Assignments are due at the start of class. Late assignments will not be accepted without valid documentation (e.g., medical certificate). Students must attain a C or better on the weighted average of exams in order to obtain a C or better grade for the course as a whole.
- Assignments ……………45%
- Midterm ……………….25%
- Final …………………..30%
Late Penalties: Assignments are due at the beginning of the specified class time. For each day late, 10% of the total possible points will be deducted. No work will be accepted after two days late.
3. Class Schedule, Readings, and Assignments
|1||Sept 5-7||Labour Day||Administration & background|
|2||Sept 10-14||Introduction [Chapter 1]||Graphics Programming [Chapter 2]|
|3||Sept 17-21||Graphics Programming [Chapter 2] + Input and Interaction [Chapter 3]||Input and Interaction [Chapter 3] + Geometric Objects and Transformations [Chapter 4]|
|4||Sept 24-28||Geometric Objects and Transformations [Chapter 4] + Dr. John Dill's notes: "Transform as change of coordinate system" + "Transform 2D" + "Transform 3D"||Geometric Objects and Transformations [Chapter 4] + Viewing [Chapter 5]|
|5||Oct 1-5||Viewing [Chapter 5]||Viewing [Chapter 5]|
|6||Oct 8-12||Thanksgiving||Color + Shading [Chapter 6] + [F] Chapter 16|
|7||Oct 15-19||Shading [Chapter 6] + [F] Chapter 16||From Vertices to Fragments [Chapter 7]|
|8||Oct 22-26||From Vertices to Fragments [Chapter 7]||Mid-term|
|9||Oct 29 - Nov 2||From Vertices to Fragments [Chapter 7]||Guest lecture from Prof. Steve DiPaola|
|10||Nov 5-9||Sampling and Antialiasing [F] Chapter 14.10||Sampling and Antialiasing [F] Chapter 14.10|
|11||Nov 12-16||Remembrance Day||Guest lecture from Andrew Park (PhD candidate from the School of Interactive Arts and Technology)|
|12||Nov 19-23||Discrete techniques and Texture Mapping [Chapter 8]||Discrete techniques and Texture Mapping [Chapter 8]|
|13||Nov 26-30||Discrete techniques and Texture Mapping [Chapter 8] + Extra topics||Extra topics + Revision|
|14||Dec 3||Revision and Extra help||N/A|
|15||Final||Final: Friday December 14, 2007 15:30-18:30 SUR 5320||N/A|
Assignments x 5
Midterm (~ Week 8)
Final (~Week 14-15)
4. Course Text and References
- Edward Angel, Interactive Computer Graphics: a Top-Down Approach with Open GL, 4th Edition, Addison Wesley, 2006 [required]
- James D. Foley, Andries van Dam, Steven K. Feiner, John F. Hughes, Computer Graphics: Principles and Practice, 2nd edition, Addison-Wesley 1995. [required]
- F. S. Hill, Jr., Computer Graphics using Open GL, 2001 [reference]
- OpenGL Programming Guide: The Official Guide to Learning OpenGL, 3rd Edition, Addison Wesley [reference]
5. Useful links
- Vector Math for 3D Computer Graphics - An Interactive Tutorial - link
- OpenGL: Examples: Redbook - link
- Sierpinski triangle - link
- Information visualization software - link
Academic Honesty plays a key role in our efforts to maintain a high standard of academic excellence and integrity.
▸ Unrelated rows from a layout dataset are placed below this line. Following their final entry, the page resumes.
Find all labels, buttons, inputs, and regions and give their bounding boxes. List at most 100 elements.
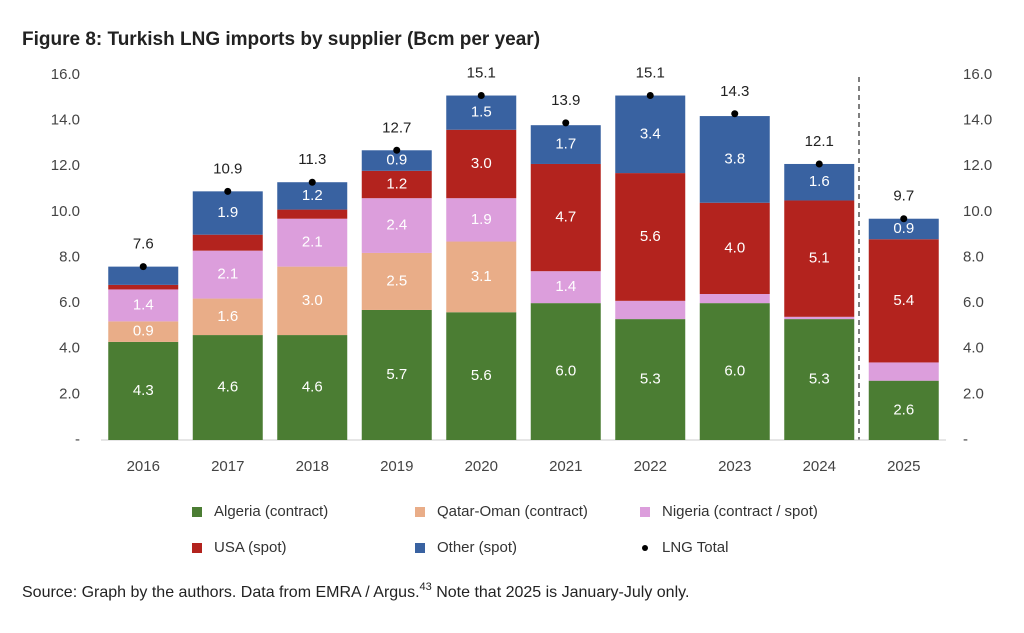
bar-segment	[784, 200, 855, 317]
bar-segment	[615, 300, 686, 320]
total-dot	[139, 263, 147, 271]
total-dot	[477, 92, 485, 100]
bar-segment	[530, 303, 601, 440]
bar-segment	[784, 316, 855, 320]
segment-label: 0.9	[386, 152, 407, 169]
segment-label: 1.7	[555, 136, 576, 153]
segment-label: 1.4	[555, 278, 576, 295]
bar-segment	[530, 271, 601, 304]
bar-segment	[361, 198, 432, 253]
bar-segment	[446, 198, 517, 242]
source-text: Source: Graph by the authors. Data from …	[22, 584, 420, 601]
segment-label: 0.9	[133, 323, 154, 340]
legend-label: Algeria (contract)	[214, 503, 328, 520]
y2-tick-label: -	[963, 431, 968, 448]
legend-swatch	[415, 507, 425, 517]
bar-segment	[446, 312, 517, 440]
segment-label: 1.9	[471, 211, 492, 228]
y-tick-label: 10.0	[51, 203, 80, 220]
legend-label: USA (spot)	[214, 539, 287, 556]
total-dot	[308, 178, 316, 186]
x-tick-label: 2025	[887, 458, 920, 475]
segment-label: 5.7	[386, 366, 407, 383]
y-tick-label: 12.0	[51, 157, 80, 174]
bar-segment	[192, 234, 263, 251]
y-tick-label: -	[75, 431, 80, 448]
bar-segment	[108, 266, 179, 285]
bar-segment	[530, 125, 601, 164]
bar-segment	[192, 191, 263, 235]
bar-segment	[108, 341, 179, 440]
total-label: 10.9	[213, 160, 242, 177]
legend-swatch	[415, 543, 425, 553]
y2-tick-label: 6.0	[963, 294, 984, 311]
segment-label: 1.6	[809, 173, 830, 190]
source-superscript: 43	[420, 581, 432, 593]
bar-segment	[446, 129, 517, 199]
segment-label: 4.7	[555, 209, 576, 226]
segment-label: 4.0	[724, 239, 745, 256]
segment-label: 1.2	[386, 175, 407, 192]
segment-label: 2.4	[386, 217, 407, 234]
segment-label: 1.5	[471, 104, 492, 121]
segment-label: 6.0	[724, 363, 745, 380]
legend-swatch	[640, 507, 650, 517]
y2-tick-label: 2.0	[963, 385, 984, 402]
bar-segment	[192, 250, 263, 299]
legend-label: Nigeria (contract / spot)	[662, 503, 818, 520]
bar-segment	[868, 362, 939, 381]
total-dot	[562, 119, 570, 127]
segment-label: 2.1	[302, 234, 323, 251]
bar-segment	[446, 241, 517, 313]
segment-label: 5.1	[809, 250, 830, 267]
y2-tick-label: 14.0	[963, 112, 992, 129]
total-dot	[224, 187, 232, 195]
total-label: 13.9	[551, 92, 580, 109]
bar-segment	[192, 298, 263, 336]
total-dot	[815, 160, 823, 168]
legend-label: LNG Total	[662, 539, 728, 556]
segment-label: 5.6	[640, 228, 661, 245]
bar-segment	[699, 116, 770, 203]
segment-label: 2.6	[893, 401, 914, 418]
y-tick-label: 16.0	[51, 66, 80, 83]
total-label: 11.3	[298, 151, 326, 168]
x-tick-label: 2022	[634, 458, 667, 475]
bar-segment	[108, 284, 179, 290]
segment-label: 1.6	[217, 308, 238, 325]
segment-label: 1.4	[133, 296, 154, 313]
y-tick-label: 6.0	[59, 294, 80, 311]
legend-marker	[642, 545, 648, 551]
source-note-text: Note that 2025 is January-July only.	[432, 584, 690, 601]
segment-label: 3.0	[471, 155, 492, 172]
x-tick-label: 2024	[803, 458, 836, 475]
x-tick-label: 2023	[718, 458, 751, 475]
bar-segment	[615, 95, 686, 174]
y-tick-label: 8.0	[59, 248, 80, 265]
segment-label: 3.1	[471, 268, 492, 285]
bar-segment	[277, 209, 348, 219]
bar-segment	[277, 218, 348, 267]
total-label: 12.7	[382, 119, 411, 136]
segment-label: 3.8	[724, 150, 745, 167]
bar-segment	[784, 319, 855, 440]
bar-segment	[868, 380, 939, 440]
bar-segment	[361, 252, 432, 310]
segment-label: 5.3	[809, 371, 830, 388]
segment-label: 3.4	[640, 125, 661, 142]
bar-segment	[615, 319, 686, 440]
total-label: 14.3	[720, 83, 749, 100]
segment-label: 6.0	[555, 363, 576, 380]
bar-segment	[530, 163, 601, 272]
y-tick-label: 2.0	[59, 385, 80, 402]
bar-segment	[108, 289, 179, 322]
segment-label: 4.6	[217, 379, 238, 396]
y2-tick-label: 16.0	[963, 66, 992, 83]
bar-segment	[868, 218, 939, 240]
segment-label: 3.0	[302, 292, 323, 309]
total-label: 9.7	[893, 188, 914, 205]
bar-segment	[192, 335, 263, 440]
bar-segment	[108, 321, 179, 342]
total-dot	[646, 92, 654, 100]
Students are advised that ALL acts of intellectual dishonesty are subject to disciplinary action by the School; serious infractions are dealt with in accordance with the Code of Academic Honesty (T10.02) (http://www.sfu.ca/policies/teaching/t10-02.htm). Students are encouraged to read the School's policy information (http://www.cs.sfu.ca/undergrad/Policies/).
- Prerequisites: CMPT 201 or 225 and MATH 232. A minimum grade of C is required in all prerequisite courses. Students with credit for CMPT 351 may not take CMPT 361 for further credit.